Bentley scales back its electric car plan, shifting the focus to hybrids and profitability
Bentley has dropped its earlier plan to launch five electric cars by the end of the decade. Instead, the British luxury brand will keep only its first fully electric SUV in its near term strategy, while directing capital back towards hybrids, selected combustion engined models and the overhaul of its factory. The move reflects a broader moment of realism across the luxury car sector. Demand is not yet moving at the pace needed to justify several electric niche cars all at once.
Bentley has, in effect, turned its electrification plan into a defensive and selective one. Where the brand once spoke of five electric models before 2030, by March 2026 it was publicly confirming only one, a new fully electric luxury urban SUV measuring under five metres, due to be revealed at the end of 2026 and launched in 2027. Several publications have interpreted that quite plainly as the abandonment of four future electric cars. Bentley’s own wording is more careful, but the practical conclusion is much the same. The earlier electric product push has been brought to a halt.
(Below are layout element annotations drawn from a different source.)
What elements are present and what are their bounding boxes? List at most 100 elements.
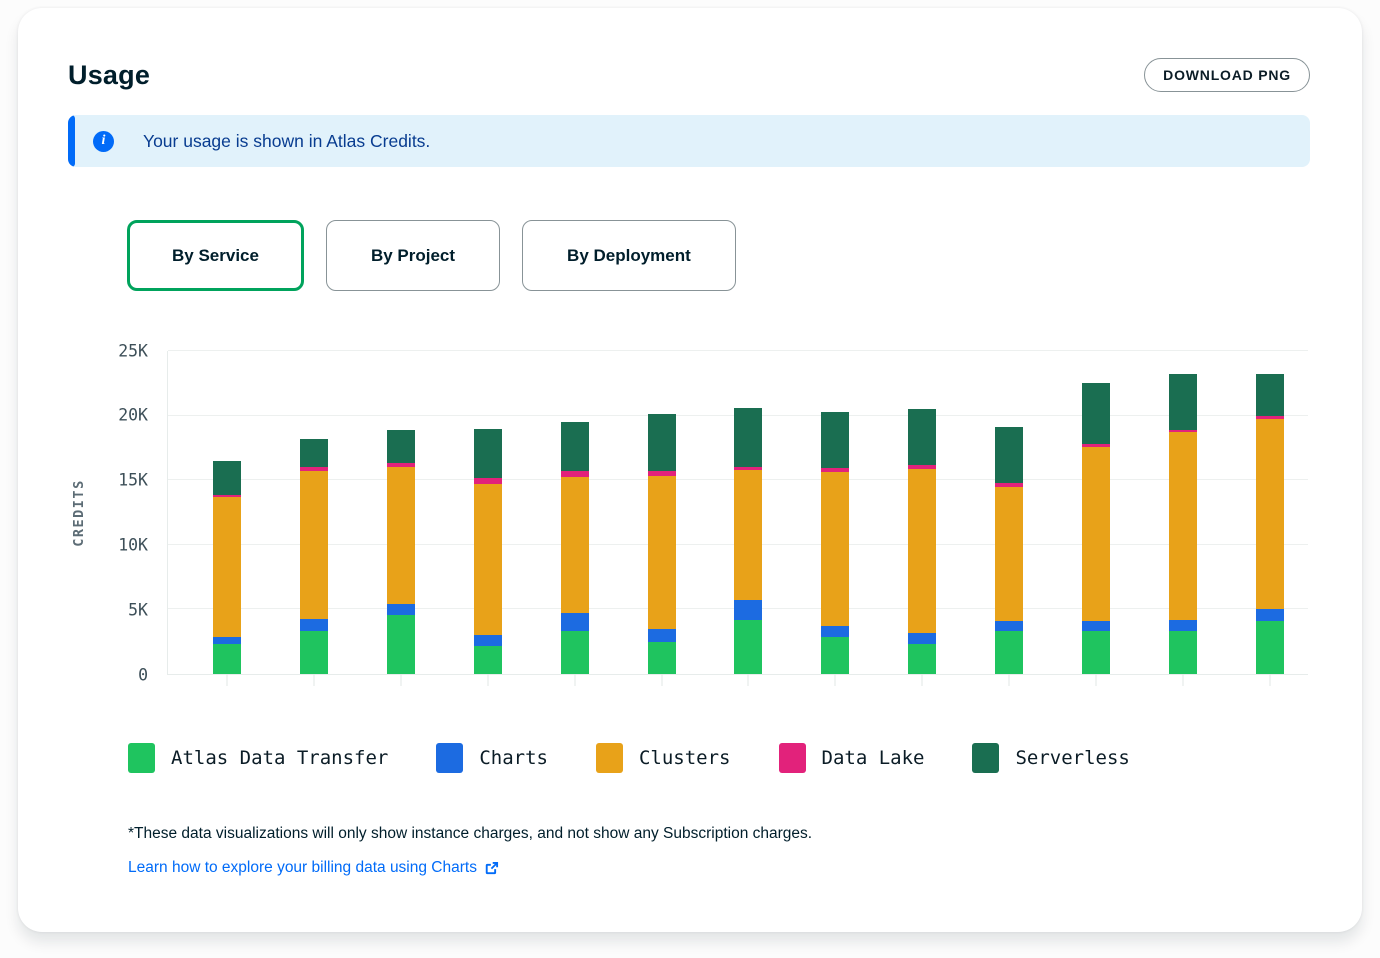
usage-chart: CREDITS 05K10K15K20K25K — [18, 351, 1362, 687]
bar-segment-clusters[interactable] — [908, 469, 936, 633]
legend-item-data-lake[interactable]: Data Lake — [779, 743, 925, 773]
bar-stack[interactable] — [1169, 351, 1197, 674]
bar-segment-clusters[interactable] — [1256, 419, 1284, 609]
bar-segment-serverless[interactable] — [648, 414, 676, 471]
bar-stack[interactable] — [1082, 351, 1110, 674]
billing-data-charts-link[interactable]: Learn how to explore your billing data u… — [128, 859, 499, 877]
bar-segment-serverless[interactable] — [995, 427, 1023, 483]
bar-segment-clusters[interactable] — [821, 472, 849, 626]
bar-segment-charts[interactable] — [1169, 620, 1197, 631]
bar-segment-atlas-data-transfer[interactable] — [387, 615, 415, 674]
bar-segment-clusters[interactable] — [213, 497, 241, 637]
x-tick — [835, 674, 836, 686]
bar-segment-atlas-data-transfer[interactable] — [474, 646, 502, 674]
bar-stack[interactable] — [908, 351, 936, 674]
legend-swatch-data-lake — [779, 743, 806, 773]
bar-segment-charts[interactable] — [648, 629, 676, 643]
bar-stack[interactable] — [734, 351, 762, 674]
bar-segment-clusters[interactable] — [734, 470, 762, 600]
bar-segment-serverless[interactable] — [908, 409, 936, 465]
bar-segment-charts[interactable] — [213, 637, 241, 645]
bar-segment-atlas-data-transfer[interactable] — [1082, 631, 1110, 674]
bar-segment-atlas-data-transfer[interactable] — [908, 644, 936, 674]
x-tick — [1183, 674, 1184, 686]
bar-segment-serverless[interactable] — [821, 412, 849, 468]
bar-segment-charts[interactable] — [561, 613, 589, 631]
bar-segment-serverless[interactable] — [1082, 383, 1110, 444]
bar-segment-charts[interactable] — [734, 600, 762, 619]
bar-stack[interactable] — [648, 351, 676, 674]
y-tick-label: 15K — [118, 472, 148, 489]
info-banner: i Your usage is shown in Atlas Credits. — [68, 115, 1310, 167]
tab-by-deployment[interactable]: By Deployment — [522, 220, 736, 291]
bar-segment-clusters[interactable] — [387, 467, 415, 605]
bar-stack[interactable] — [474, 351, 502, 674]
bar-segment-charts[interactable] — [995, 621, 1023, 631]
bar-segment-serverless[interactable] — [300, 439, 328, 467]
banner-message: Your usage is shown in Atlas Credits. — [143, 131, 430, 152]
bar-segment-atlas-data-transfer[interactable] — [734, 620, 762, 674]
bar-segment-serverless[interactable] — [1169, 374, 1197, 430]
y-tick-label: 25K — [118, 343, 148, 360]
legend-item-serverless[interactable]: Serverless — [972, 743, 1129, 773]
card-header: Usage DOWNLOAD PNG — [18, 8, 1362, 92]
legend-swatch-charts — [436, 743, 463, 773]
bar-segment-atlas-data-transfer[interactable] — [561, 631, 589, 674]
x-tick — [226, 674, 227, 686]
link-label: Learn how to explore your billing data u… — [128, 859, 477, 877]
bar-segment-charts[interactable] — [908, 633, 936, 645]
x-tick — [574, 674, 575, 686]
bar-segment-atlas-data-transfer[interactable] — [648, 642, 676, 674]
bar-stack[interactable] — [561, 351, 589, 674]
legend-swatch-clusters — [596, 743, 623, 773]
x-tick — [1009, 674, 1010, 686]
bar-segment-clusters[interactable] — [1169, 432, 1197, 619]
bar-stack[interactable] — [995, 351, 1023, 674]
bar-segment-clusters[interactable] — [1082, 447, 1110, 621]
bar-segment-serverless[interactable] — [561, 422, 589, 470]
bar-segment-serverless[interactable] — [1256, 374, 1284, 415]
bar-segment-atlas-data-transfer[interactable] — [1169, 631, 1197, 674]
bar-stack[interactable] — [213, 351, 241, 674]
bar-segment-clusters[interactable] — [300, 471, 328, 619]
bar-segment-clusters[interactable] — [561, 477, 589, 613]
x-tick — [922, 674, 923, 686]
legend-item-charts[interactable]: Charts — [436, 743, 548, 773]
footnote: *These data visualizations will only sho… — [128, 825, 1362, 843]
bar-segment-charts[interactable] — [821, 626, 849, 636]
bar-segment-clusters[interactable] — [474, 484, 502, 635]
y-axis: 05K10K15K20K25K — [18, 351, 148, 675]
bar-stack[interactable] — [300, 351, 328, 674]
legend-item-atlas-data-transfer[interactable]: Atlas Data Transfer — [128, 743, 388, 773]
tab-by-service[interactable]: By Service — [127, 220, 304, 291]
bar-segment-serverless[interactable] — [213, 461, 241, 495]
legend-label-atlas-data-transfer: Atlas Data Transfer — [171, 747, 388, 769]
bar-stack[interactable] — [821, 351, 849, 674]
bar-segment-atlas-data-transfer[interactable] — [1256, 621, 1284, 674]
bar-segment-atlas-data-transfer[interactable] — [300, 631, 328, 674]
page-title: Usage — [68, 60, 150, 91]
bar-segment-atlas-data-transfer[interactable] — [213, 644, 241, 674]
info-icon: i — [93, 131, 114, 152]
external-link-icon — [484, 861, 499, 876]
legend-swatch-atlas-data-transfer — [128, 743, 155, 773]
bar-stack[interactable] — [387, 351, 415, 674]
x-tick — [1270, 674, 1271, 686]
bar-segment-serverless[interactable] — [387, 430, 415, 464]
bar-segment-clusters[interactable] — [648, 476, 676, 628]
bar-segment-charts[interactable] — [1256, 609, 1284, 621]
bar-segment-atlas-data-transfer[interactable] — [821, 637, 849, 674]
bar-segment-charts[interactable] — [1082, 621, 1110, 631]
bar-segment-charts[interactable] — [387, 604, 415, 614]
tab-by-project[interactable]: By Project — [326, 220, 500, 291]
bar-segment-charts[interactable] — [474, 635, 502, 646]
bar-segment-serverless[interactable] — [734, 408, 762, 467]
bar-segment-atlas-data-transfer[interactable] — [995, 631, 1023, 674]
bar-segment-clusters[interactable] — [995, 487, 1023, 621]
bar-stack[interactable] — [1256, 351, 1284, 674]
download-png-button[interactable]: DOWNLOAD PNG — [1144, 58, 1310, 92]
bar-segment-serverless[interactable] — [474, 429, 502, 479]
legend-item-clusters[interactable]: Clusters — [596, 743, 731, 773]
x-tick — [487, 674, 488, 686]
bar-segment-charts[interactable] — [300, 619, 328, 631]
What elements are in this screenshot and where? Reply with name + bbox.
Bentley made an operating profit of €216 million in 2025, down 42 per cent from the previous year. Revenue fell to €2.6 billion, deliveries dropped by five per cent and the company cited a weaker Chinese market, the impact of US tariffs, currency movements and costs linked to Volkswagen Group platform decisions as the main sources of pressure. In the same package, Bentley also announced up to 275 job cuts in an effort to bring its cost base back into line with a slowing market.
The strategic message is clear enough. Bentley is protecting its margins before it commits to a larger electric investment programme. In November 2025, the company extended its Beyond100+ plan so that plug in hybrids remain in the line up until at least 2035, while chief executive Frank Steffen Walliser also left the door open to further special models with combustion engines. In other words, Bentley no longer treats the electric car as the immediate replacement for its whole portfolio. It sees it instead as an entry point for a new type of customer, while continuing to serve the tastes of the wealthy buyers it already knows well.
This is where the technical logic and the business logic meet. The first electric SUV will remain strictly battery electric, because Bentley does not intend to offer it with either a plug in hybrid or a combustion engine. Walliser said the engineers were using this model to reach a new customer, and that the company had no plans to rework the platform for another powertrain. That matters. Bentley is not retreating from the electric car as an idea. It is retreating from the cost and risk of carrying several electric projects in parallel at a time when luxury buyers still place a high value on long distance comfort, sound, craftsmanship and the character of the powertrain.
For Bentley, this is also a question of portfolio management. The Bentayga remains the brand’s sales engine, while the Continental GT and Flying Spur gained a new V8 hybrid powertrain. Mulliner personalisation also helps lift the revenue earned from each car even when total volume slips. A luxury car maker does not need to win the mass market. It needs to keep the average value of each deal high. In that sort of model, a five EV development plan starts to look too capital intensive and too risky, particularly when Chinese luxury demand is uneven and regulatory pressure in the West no longer moves in quite the same one way direction it seemed to a few years ago.
In market terms, Bentley is moving in step with other luxury brands that are slowing their transition to full electric power and giving hybrids a longer life. That does not mean electric cars have failed. It means the luxury segment is working to a more realistic timetable. Carmakers with very strong margins can afford to move more slowly, because their customers are not buying technology alone. They are also buying heritage, material richness and status. In this class, an electric car needs to offer more than zero tailpipe emissions. It also needs to feel like a Bentley.
If Bentley can unveil an electric SUV at the end of 2026 with the charging speed, range and interior quality to open up a new corner of the luxury market, it may yet rebuild a credible electric narrative without electrifying the whole product plan in one sweep. If that first model turns out to be too niche, though, the hybrid strategy will become Bentley’s real main road well into the next decade. Right now, that second scenario looks more likely. Bentley is no longer charging at the electric future. It is building towards it one careful step at a time, protecting profitability, brand identity and customer loyalty as it goes.